“¿Habría preferido el silencio estático, el reposo absoluto?” se pregunta Tatiana, joven fotógrafa mexicana, frente a una nota encontrada en la red: en la actual Bielorrusia se ha hallado una fosa que contiene los restos de más de mil personas sepultadas vivas durante el Holocausto. La nota es real y viene referida en Samovar, la más reciente novela de Ethel Krauze, publicada este año por el sello Alfaguara.
Con 196 páginas organizadas en 16 capítulos, Samovar cuenta la historia de cuatro mujeres: la primera es la ya mencionada Tatiana, quien lleva la mayor parte del tiempo la voz narrativa. De ella sabemos que intenta retomar su vida tras un divorcio reciente, y que no está del todo segura de su vocación. Una tarde, tras un festejo, se compromete a comer con su abuela todos los miércoles, lo que desata una serie de conversaciones que le revelarán insospechados (y a veces dolorosos) episodios familiares. La situación se complica porque Tatiana ha elegido los miércoles para encontrarse con un amante a quien apoda “el criminal”, un hombre casado y con hijos, mayor que ella, a quien desea y aborrece por igual.
En las conversaciones de los miércoles escuchamos también la voz de su abuela Anna, una mujer nacida en Rusia que soñaba con ser matemática y que emprende un balance de su vida tras décadas de esfuerzos, de dos matrimonios y de haber pasado por Francia e Israel antes de establecerse en México. También está la tutta Lena, hermana mayor de Anna, con quien comparte casa y cuyas memorias ofrecen un contrapunto a los recuerdos de la abuela. Y está Modesta, la empleada doméstica que ha acompañado a la familia durante media vida y cuya presencia en la novela es fundamental, pues irrumpe en los diálogos para contrastar los recuerdos de aquella Europa lejana con las vivencias en su pueblo natal en Oaxaca. Así, por ejemplo, cuando la abuela habla con horror del Holocausto, Modesta evoca las turbulencias que trajo a su pueblo la lucha revolucionaria: “porque aquí también fue pura matazón, no te creas”.

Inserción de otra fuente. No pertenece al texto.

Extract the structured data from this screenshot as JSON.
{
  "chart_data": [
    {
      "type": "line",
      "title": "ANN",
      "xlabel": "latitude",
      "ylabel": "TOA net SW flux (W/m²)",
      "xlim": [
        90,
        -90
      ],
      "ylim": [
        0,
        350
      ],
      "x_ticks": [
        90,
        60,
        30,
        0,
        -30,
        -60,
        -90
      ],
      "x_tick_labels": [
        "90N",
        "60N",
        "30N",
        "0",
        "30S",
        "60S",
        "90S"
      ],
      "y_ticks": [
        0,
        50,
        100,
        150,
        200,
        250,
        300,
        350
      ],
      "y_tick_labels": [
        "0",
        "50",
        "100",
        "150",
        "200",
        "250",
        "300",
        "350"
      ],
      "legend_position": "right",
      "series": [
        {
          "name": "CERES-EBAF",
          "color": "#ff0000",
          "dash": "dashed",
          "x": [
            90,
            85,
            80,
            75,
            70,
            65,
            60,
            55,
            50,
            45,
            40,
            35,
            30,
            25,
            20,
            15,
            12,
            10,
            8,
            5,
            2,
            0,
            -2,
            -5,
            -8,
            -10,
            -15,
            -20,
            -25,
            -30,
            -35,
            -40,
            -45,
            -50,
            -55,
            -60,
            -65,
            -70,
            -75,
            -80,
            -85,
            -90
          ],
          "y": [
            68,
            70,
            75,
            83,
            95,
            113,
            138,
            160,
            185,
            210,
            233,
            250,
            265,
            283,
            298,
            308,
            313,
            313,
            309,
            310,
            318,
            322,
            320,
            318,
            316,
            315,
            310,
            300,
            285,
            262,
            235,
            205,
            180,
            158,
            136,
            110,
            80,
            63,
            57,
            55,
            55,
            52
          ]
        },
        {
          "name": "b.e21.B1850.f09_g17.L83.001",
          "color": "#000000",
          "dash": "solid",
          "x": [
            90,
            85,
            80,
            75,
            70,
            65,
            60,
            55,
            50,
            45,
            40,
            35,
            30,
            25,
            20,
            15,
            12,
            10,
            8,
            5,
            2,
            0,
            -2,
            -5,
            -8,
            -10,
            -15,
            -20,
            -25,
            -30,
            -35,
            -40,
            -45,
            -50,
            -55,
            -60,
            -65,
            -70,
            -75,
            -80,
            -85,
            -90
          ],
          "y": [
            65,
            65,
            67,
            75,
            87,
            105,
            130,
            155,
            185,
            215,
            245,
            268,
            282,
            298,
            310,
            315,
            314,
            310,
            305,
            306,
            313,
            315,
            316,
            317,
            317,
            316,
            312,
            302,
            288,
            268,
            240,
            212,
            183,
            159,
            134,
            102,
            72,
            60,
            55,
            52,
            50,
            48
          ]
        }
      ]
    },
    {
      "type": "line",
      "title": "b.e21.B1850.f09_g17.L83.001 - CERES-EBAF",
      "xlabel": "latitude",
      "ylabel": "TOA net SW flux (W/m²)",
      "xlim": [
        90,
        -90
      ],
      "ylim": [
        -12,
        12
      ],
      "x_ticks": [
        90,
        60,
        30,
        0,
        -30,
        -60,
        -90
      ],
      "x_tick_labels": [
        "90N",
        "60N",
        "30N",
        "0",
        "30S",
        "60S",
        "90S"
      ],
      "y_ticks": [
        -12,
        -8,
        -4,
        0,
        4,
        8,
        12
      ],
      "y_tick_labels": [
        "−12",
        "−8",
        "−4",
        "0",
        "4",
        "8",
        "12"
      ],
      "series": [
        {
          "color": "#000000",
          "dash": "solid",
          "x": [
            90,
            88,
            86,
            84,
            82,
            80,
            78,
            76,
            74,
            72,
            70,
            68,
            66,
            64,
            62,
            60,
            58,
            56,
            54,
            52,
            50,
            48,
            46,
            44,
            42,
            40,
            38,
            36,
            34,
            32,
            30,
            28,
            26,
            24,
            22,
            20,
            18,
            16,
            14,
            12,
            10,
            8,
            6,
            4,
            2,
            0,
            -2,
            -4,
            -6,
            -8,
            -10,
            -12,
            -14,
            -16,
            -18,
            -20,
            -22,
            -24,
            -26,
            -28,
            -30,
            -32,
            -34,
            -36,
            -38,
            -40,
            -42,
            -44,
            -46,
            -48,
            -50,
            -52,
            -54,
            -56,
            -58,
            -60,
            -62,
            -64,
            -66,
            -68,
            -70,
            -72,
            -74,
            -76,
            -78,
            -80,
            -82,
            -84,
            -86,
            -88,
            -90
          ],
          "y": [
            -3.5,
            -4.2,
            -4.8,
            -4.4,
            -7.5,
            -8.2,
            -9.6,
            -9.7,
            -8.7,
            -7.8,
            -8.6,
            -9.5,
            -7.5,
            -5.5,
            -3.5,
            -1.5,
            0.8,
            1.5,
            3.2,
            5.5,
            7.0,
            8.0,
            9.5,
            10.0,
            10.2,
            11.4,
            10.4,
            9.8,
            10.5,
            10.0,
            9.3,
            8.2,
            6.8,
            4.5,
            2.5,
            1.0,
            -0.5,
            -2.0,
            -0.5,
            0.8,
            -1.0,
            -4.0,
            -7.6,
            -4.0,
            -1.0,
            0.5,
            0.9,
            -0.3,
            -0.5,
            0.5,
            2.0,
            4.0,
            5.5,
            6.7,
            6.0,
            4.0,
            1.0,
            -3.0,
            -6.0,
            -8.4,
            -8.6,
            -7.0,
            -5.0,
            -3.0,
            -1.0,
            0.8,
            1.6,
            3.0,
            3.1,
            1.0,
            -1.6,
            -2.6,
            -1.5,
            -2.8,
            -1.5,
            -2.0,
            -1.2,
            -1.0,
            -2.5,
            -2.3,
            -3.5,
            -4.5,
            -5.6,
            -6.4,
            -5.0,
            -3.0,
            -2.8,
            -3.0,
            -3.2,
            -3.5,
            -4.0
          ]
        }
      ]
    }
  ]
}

El título de la novela proviene de aquellas teteras rusas que forman parte de la cultura del té. De su vida en Rusia, la abuela conserva un samovar que, a pesar del óxido, se enciende y propicia los recuerdos de la misma manera en que lo hacen otros objetos como la antigua vajilla y su colección de muñecas. No obstante, pronto queda claro que ninguno de esos objetos será, para Tatiana, la herencia más preciada de la abuela. El legado mayor es el lenguaje. “Mi abuela Anna vivía en el idioma”, dice Tatiana en la página 61, al abrir un libro en idish, escrito con letras hebreas. Con la recuperación del idioma que ella creía perdido, arriba un mundo entero: si, como decía Sartre, nombrar una cosa es transformarla, aprender las palabras con que otros aluden al mundo es transformarse uno mismo y permitir que otros intervengan en la propia identidad.
Las conversaciones entre Tatiana y su abuela se convierten en lo que Enriqueta Ochoa llamaba asaltos a la memoria. Entre los temas que abordan están la relación con el propio cuerpo, la violencia intrafamiliar, la tolerancia, la trascendencia de estrechar lazos con la comunidad de origen.
Las situaciones en claroscuro planteadas por Ethel Krauze en esta novela propician una reflexión en torno a las categorías que utilizamos para sobrevivir el día a día: ni la bondad ni la maldad existen en estado químicamente puro. En muchos casos se trata, más exactamente, de dinámicas relacionales: ¿se puede hacer el mal a otros obrando bien?
Frente al lugar común que dicta que la Historia se preserva únicamente en libros y documentos, novelas como esta nos recuerdan la importancia de la conversación: fugaces como burbujas de oro, las conversaciones nos vinculan con el mundo. En suma, Samovar es una historia entrañable y profunda, atravesada por brillantes reflexiones en torno a las maneras en que se construye y se preserva la memoria colectiva.